Prof. Mihoko Matsuyuki dosen dan peneliti di Yokohama National University memiliki keahlian pada perencanaan perkotaan dan regional, perumahan, manajemen pemulihan bencana, dan studi pembangunan. Ketertarikannya seputar isu pembangunan infrastruktur dan penggunaan tanah beserta perilaku masyarakatnya, isu perumahan untuk masyarakat lapisan bawah, isu kota yang akan tenggelam membuat Prof. Mihoko melakukan penelitiannya di berbagai belahan dunia seperti di Thailand, Indonesia, Vietnam, India, Bangladesh, Philippines, China, UK, The Netherland, USA, Colombia dan juga pastinya di Jepang.

Inti presentasi pada kuliah umum ini adalah Jepang mengalami 3 bencana gempa bumi besar selama 3 dekade yang salah satunya adalah Gempa bumi Kanto (1923) dengan sebanyak 100.000 jiwa meninggal dunia dan 3.465 hektar (45% dari Tokyo) rusak karena kebakaran. Cara mengembalikan kondisi dari efek gempa bumi adalah dengan membuat kota tahan bencana dengan dua acara. Pertama, yaitu dengan membuat struktur bangunan di perkotaan yang tahan bencana (tahan api, jalan yang lebar, adanya tempat pengungsian, dan tersedianya ruang terbuka umum). Hal ini dilakukan melalui proyek “Disaster Prevention Block Improvement/Perbaikan Area Pencegahan Bencana” dimana daerah-daerah yang terdampak oleh bencana akan diatur kembali menjadi bangunan dan ruang yang tahan bencana. Proyek ini disubsidi oleh pemerintah pusat dan daerah.

Sebagai contoh di daerah Taishido, daerah ini semula mempunyai ruang yang sempit dalam jalan umum, tetapi melalui “Incremental Improvement Approach Project/Proyek Perbaikan dengan Pendekatan Bertahap”, lebar jalan umum antar rumah diperluas dan diberi penghijauan tumbuhan sehingga memudahkan dalam evakuasi saat bencana datang dan juga memberikan pemandangan yang lebih baik.

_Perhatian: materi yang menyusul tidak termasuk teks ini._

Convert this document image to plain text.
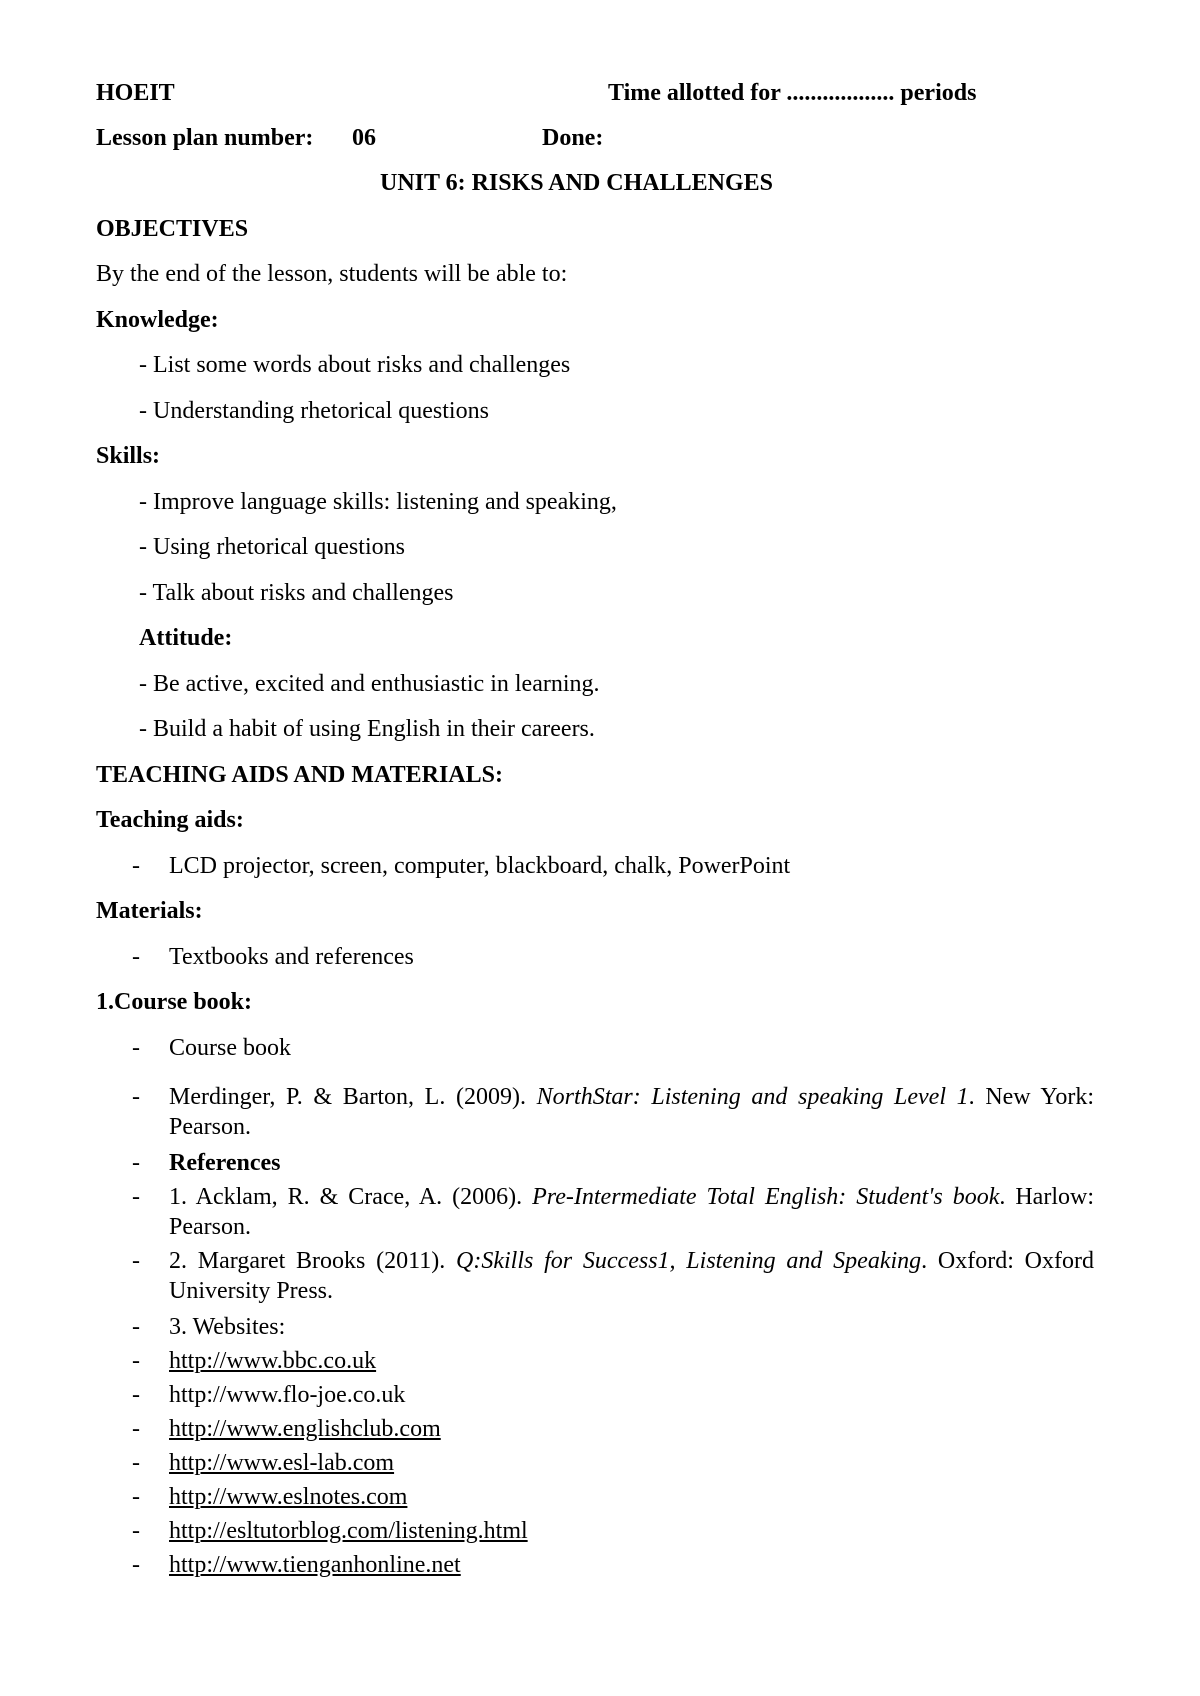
HOEIT	Time allotted for .................. periods
Lesson plan number: 06	Done:
UNIT 6: RISKS AND CHALLENGES
OBJECTIVES
By the end of the lesson, students will be able to:
Knowledge:
- List some words about risks and challenges
- Understanding rhetorical questions
Skills:
- Improve language skills: listening and speaking,
- Using rhetorical questions
- Talk about risks and challenges
Attitude:
- Be active, excited and enthusiastic in learning.
- Build a habit of using English in their careers.
TEACHING AIDS AND MATERIALS:
Teaching aids:
- LCD projector, screen, computer, blackboard, chalk, PowerPoint
Materials:
- Textbooks and references
1.Course book:
- Course book
- Merdinger, P. & Barton, L. (2009). NorthStar: Listening and speaking Level 1. New York: Pearson.
- References
- 1. Acklam, R. & Crace, A. (2006). Pre-Intermediate Total English: Student's book. Harlow: Pearson.
- 2. Margaret Brooks (2011). Q:Skills for Success1, Listening and Speaking. Oxford: Oxford University Press.
- 3. Websites:
- http://www.bbc.co.uk
- http://www.flo-joe.co.uk
- http://www.englishclub.com
- http://www.esl-lab.com
- http://www.eslnotes.com
- http://esltutorblog.com/listening.html
- http://www.tienganhonline.net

Proyek ini dilakukan pada waktu 1983-2005 menggunakan dana pemerintah pusat menghasilkan total jalan umum yang diperlebar sepanjang 400 meter, renovasi 16 apartemen milik umum, renovasi 137 rumah tinggal, dan 5 pabrik kecil, pembuatan 5 ruang publik terbuka, 13 tangki penampungan hujan, 5 tempat parkir umum, dan 2 fasilitas berkumpulnya masyarakat. Hasil evaluasi menunjukkan tempat umum yang dibangun dan diperluas memberikan manfaat besar untuk masyarakat dan generasi muda tertarik untuk memilih bahan bangunan yang tahan api. Di daerah Kyojima juga dilakukan proyek ini, salah satunya dengan pembuatan apartemen baru untuk umum.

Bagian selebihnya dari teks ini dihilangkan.